In an effort to legitimize the capital's growing funeral services market, city authorities plan to start building funeral homes and have promised to keep investors in that sector busy, a news report said Monday.
The annual volume of the funeral services market in Moscow is estimated at 10 billion rubles ($309 million), as 120,000 people die in the city annually.
Only a quarter of the market is served by the state-controlled Ritual agency while grey market players provide about 60 percent of services.
To implement a European-style system, in which the deceased moves from his home to the funeral parlor to the cemetery, the process here has to be simplified, said Andrei Marsiya, deputy head of Moscow Trade and Services Department, Kommersant reported.
Now a corpse must be first delivered to a medical facility, which decides if an autopsy is necessary. Every additional step opens the door for middlemen to latch on to bereaved relatives and offer services up to three times more expensive than market prices—thus eliminating the use of a funeral home. The city plans to guarantee the loading of the new funeral homes.

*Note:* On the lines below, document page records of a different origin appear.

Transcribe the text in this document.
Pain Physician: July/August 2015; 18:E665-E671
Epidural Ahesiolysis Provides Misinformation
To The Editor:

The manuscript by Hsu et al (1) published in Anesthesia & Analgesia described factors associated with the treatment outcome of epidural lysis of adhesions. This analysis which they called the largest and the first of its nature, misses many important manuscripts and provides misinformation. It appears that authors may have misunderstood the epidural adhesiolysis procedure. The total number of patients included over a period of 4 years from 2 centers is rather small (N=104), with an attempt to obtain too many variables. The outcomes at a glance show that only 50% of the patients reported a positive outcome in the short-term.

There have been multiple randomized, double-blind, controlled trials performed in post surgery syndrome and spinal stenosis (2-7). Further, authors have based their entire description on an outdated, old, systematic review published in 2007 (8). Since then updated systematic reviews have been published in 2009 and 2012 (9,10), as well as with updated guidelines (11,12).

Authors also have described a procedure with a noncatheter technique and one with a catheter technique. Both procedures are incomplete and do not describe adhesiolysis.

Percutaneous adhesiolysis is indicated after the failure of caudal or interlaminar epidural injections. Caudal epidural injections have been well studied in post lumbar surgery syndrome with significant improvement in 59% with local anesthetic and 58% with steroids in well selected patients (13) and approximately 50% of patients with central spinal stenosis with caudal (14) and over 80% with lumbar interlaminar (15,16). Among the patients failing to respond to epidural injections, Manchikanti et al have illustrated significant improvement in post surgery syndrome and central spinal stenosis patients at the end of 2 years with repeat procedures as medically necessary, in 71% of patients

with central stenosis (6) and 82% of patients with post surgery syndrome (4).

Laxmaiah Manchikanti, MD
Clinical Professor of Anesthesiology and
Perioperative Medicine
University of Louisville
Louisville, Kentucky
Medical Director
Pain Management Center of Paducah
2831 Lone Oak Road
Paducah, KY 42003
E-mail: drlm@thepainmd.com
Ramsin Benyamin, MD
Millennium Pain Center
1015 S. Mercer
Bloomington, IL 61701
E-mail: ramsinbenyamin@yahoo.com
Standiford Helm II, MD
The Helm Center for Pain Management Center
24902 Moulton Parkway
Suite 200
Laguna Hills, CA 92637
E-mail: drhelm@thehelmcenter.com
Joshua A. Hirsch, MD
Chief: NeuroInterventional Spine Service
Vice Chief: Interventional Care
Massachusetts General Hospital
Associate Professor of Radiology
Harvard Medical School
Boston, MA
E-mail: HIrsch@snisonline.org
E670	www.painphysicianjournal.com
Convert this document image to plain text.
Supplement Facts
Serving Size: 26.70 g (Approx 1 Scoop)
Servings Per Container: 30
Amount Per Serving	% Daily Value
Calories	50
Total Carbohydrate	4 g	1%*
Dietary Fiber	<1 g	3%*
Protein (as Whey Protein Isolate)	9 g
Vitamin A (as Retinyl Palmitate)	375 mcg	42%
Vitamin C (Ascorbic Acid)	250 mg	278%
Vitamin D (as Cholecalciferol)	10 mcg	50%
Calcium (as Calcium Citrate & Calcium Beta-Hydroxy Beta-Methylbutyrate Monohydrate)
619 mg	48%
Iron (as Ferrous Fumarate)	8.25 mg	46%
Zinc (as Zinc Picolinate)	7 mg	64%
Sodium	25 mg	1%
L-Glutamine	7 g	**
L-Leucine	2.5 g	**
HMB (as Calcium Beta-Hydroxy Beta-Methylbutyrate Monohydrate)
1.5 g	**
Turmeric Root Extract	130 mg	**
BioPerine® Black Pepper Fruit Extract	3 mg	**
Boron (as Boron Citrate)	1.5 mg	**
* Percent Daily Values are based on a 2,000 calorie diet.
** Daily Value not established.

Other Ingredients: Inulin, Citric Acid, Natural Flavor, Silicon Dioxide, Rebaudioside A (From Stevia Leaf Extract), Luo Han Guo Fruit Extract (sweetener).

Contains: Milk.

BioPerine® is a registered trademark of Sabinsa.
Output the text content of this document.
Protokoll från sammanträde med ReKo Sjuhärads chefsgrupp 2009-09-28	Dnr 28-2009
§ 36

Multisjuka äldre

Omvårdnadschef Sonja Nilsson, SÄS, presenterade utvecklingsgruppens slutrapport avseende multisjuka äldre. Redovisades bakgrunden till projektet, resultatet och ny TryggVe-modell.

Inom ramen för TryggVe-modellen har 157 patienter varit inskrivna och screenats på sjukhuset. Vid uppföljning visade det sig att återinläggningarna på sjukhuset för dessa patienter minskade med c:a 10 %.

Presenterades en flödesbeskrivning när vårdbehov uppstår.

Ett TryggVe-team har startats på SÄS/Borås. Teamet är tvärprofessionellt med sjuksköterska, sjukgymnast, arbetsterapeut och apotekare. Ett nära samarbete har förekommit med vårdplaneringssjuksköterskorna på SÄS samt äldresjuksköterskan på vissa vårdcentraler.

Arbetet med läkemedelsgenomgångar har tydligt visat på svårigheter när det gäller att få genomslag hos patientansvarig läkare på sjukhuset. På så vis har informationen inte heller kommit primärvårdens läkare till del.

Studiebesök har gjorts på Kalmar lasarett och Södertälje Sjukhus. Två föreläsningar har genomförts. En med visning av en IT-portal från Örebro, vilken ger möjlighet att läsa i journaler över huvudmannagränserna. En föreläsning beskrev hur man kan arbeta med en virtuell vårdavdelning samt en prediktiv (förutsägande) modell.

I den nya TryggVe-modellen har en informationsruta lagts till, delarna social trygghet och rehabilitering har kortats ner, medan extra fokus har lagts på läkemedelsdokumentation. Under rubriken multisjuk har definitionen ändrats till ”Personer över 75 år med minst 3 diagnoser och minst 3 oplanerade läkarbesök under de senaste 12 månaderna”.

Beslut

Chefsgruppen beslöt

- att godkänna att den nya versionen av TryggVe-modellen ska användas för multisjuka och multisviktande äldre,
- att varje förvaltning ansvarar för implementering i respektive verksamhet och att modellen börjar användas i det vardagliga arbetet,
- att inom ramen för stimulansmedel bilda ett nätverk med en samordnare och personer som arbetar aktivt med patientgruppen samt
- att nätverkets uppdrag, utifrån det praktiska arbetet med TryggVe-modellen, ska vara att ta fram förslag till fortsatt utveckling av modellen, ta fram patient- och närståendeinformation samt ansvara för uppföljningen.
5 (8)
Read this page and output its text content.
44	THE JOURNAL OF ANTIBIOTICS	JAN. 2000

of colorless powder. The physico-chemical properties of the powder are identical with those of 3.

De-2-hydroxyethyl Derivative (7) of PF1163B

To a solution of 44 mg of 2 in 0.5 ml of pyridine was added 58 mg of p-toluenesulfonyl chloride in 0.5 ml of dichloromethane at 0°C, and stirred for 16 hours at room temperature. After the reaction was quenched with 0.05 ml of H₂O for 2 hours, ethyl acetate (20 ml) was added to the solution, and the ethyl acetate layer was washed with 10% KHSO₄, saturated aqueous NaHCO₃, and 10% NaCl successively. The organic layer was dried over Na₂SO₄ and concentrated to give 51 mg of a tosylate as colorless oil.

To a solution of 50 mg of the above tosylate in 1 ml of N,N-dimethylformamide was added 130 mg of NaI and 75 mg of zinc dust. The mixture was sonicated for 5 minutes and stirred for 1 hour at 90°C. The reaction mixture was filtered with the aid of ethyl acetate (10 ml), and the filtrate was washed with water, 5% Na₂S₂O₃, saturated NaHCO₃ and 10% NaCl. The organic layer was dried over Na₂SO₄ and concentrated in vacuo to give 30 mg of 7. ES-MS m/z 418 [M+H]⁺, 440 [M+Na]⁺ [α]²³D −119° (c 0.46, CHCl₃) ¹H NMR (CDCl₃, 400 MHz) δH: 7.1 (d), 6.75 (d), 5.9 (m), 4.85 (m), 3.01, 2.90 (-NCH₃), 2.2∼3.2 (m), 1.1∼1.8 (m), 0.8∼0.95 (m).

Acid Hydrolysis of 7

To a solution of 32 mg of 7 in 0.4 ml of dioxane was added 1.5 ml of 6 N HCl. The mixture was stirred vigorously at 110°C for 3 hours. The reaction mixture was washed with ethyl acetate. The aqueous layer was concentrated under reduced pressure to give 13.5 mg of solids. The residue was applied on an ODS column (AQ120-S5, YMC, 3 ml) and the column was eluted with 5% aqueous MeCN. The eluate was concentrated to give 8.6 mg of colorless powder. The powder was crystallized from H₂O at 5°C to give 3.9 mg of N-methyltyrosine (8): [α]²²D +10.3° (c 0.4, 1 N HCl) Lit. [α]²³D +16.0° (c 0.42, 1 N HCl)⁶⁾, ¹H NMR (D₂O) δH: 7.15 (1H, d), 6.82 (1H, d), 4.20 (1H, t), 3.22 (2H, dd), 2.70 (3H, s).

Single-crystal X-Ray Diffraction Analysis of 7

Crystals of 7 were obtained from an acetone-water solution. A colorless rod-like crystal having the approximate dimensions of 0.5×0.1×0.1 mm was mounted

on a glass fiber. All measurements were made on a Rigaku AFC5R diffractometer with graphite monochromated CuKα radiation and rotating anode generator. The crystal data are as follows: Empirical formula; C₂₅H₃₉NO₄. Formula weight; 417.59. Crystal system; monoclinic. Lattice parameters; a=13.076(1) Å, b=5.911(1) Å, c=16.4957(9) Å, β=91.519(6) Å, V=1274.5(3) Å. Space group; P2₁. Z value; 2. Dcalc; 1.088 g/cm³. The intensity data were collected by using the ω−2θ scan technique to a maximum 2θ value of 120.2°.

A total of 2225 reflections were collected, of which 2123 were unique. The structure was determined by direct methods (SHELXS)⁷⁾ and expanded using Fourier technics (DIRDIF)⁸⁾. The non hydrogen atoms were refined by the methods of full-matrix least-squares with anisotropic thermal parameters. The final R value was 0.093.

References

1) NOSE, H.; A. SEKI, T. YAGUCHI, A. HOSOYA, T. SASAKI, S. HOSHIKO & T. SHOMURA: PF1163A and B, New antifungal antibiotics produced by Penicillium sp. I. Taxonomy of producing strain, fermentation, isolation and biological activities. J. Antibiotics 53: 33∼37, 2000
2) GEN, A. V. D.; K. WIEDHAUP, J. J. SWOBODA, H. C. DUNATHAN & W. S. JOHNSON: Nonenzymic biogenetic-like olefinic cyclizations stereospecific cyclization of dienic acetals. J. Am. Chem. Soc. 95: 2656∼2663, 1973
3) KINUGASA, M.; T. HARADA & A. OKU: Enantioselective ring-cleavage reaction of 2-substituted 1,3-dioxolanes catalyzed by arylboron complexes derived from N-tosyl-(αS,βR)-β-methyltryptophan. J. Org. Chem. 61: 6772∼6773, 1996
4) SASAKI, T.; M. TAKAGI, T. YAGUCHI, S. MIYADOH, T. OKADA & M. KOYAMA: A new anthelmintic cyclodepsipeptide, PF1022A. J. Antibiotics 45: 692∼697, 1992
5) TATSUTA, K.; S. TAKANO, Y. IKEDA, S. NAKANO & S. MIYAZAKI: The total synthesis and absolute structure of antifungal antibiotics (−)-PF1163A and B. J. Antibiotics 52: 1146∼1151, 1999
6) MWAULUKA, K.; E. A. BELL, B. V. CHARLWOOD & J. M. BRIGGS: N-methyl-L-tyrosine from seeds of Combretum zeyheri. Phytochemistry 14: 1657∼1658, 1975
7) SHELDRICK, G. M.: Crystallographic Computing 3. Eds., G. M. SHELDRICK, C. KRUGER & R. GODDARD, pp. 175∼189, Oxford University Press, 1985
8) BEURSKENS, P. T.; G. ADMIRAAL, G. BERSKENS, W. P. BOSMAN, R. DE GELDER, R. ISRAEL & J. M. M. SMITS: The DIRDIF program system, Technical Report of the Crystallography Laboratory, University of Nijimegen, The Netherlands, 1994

Prior to leaving his position, former Moscow deputy mayor Andrei Sharonov ordered a review of possible locations for 35 modern funeral homes.
Estimates are that from $5 million to $10 million would be needed to build one such home. The authorities are now reviewing over 90 possible land plots in the northwest and southeast of Moscow.
Each funeral home will have an area of 1.5-3 thousand square meters and will offer a whole range of basic services, including aid from lawyers and psychiatrists, Marsiya also said.
However, the authorities did not give the specific date when the first funeral home will appear in the city vicinity.